Bu kitap bireyin psikospiritüel gelişimi için toplumun kültür dönüşümünde bilinç genişlemesinin rolünü ve önemini irdeler.
İlk bölümde Kilise tarafından rahat verilmeyen bilim tarafından alay edilen simya biliminin holistik dönüşüm öğretilerinin 20.yüzyılda iki İsviçreli bilim adamı tarafından tekrar nasıl canlandırıldığını anlattım. Bu bilim adamları simyasal sembolizmi psişenin nesnel dili olarak tanımlayan C.G. Jung ve LSD'yi keşfiyle Ruh ve Madde arasındaki kopan bağlantıyı geleneksel olarak Felsefe Taşı olarak bilinen bağlantıyı yeniden kuran Albert Hofmann'dır.

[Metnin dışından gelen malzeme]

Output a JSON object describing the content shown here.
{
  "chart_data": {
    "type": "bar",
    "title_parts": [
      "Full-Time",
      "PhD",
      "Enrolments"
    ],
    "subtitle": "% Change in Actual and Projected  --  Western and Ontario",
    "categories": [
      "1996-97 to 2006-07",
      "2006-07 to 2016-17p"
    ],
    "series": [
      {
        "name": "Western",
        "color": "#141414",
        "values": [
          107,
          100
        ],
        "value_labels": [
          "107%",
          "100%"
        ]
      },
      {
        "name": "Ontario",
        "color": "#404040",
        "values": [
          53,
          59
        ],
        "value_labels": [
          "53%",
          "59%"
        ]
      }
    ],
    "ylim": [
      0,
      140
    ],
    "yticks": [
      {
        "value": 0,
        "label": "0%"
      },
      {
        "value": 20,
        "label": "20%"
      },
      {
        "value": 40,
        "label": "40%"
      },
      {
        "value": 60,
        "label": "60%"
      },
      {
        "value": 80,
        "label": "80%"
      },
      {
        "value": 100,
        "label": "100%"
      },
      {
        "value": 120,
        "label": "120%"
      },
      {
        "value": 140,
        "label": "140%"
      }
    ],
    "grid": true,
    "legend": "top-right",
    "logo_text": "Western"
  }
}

İkinci bölümde bilinç genişletici maddelerin 2.Dünya Savaşı'nın doruk noktasında atom bombasının icadıyla eşzamanlı olarak yaşanan sosyokültürel karışıklıkları takiben Batı kültürüne nasıl tanıtıldığını anlattım. Güç gruplarının hâkim gündemlerine karşıt olmaları bakımından "karşıt kültürsel" görülmelerine rağmen gerçekten genişlemiş bir bilincin; insani ekolojik yaratıcı ve spiritüel değerlerle merkezlenmiş bir toplum hayalini ifade etmeye çalıştım.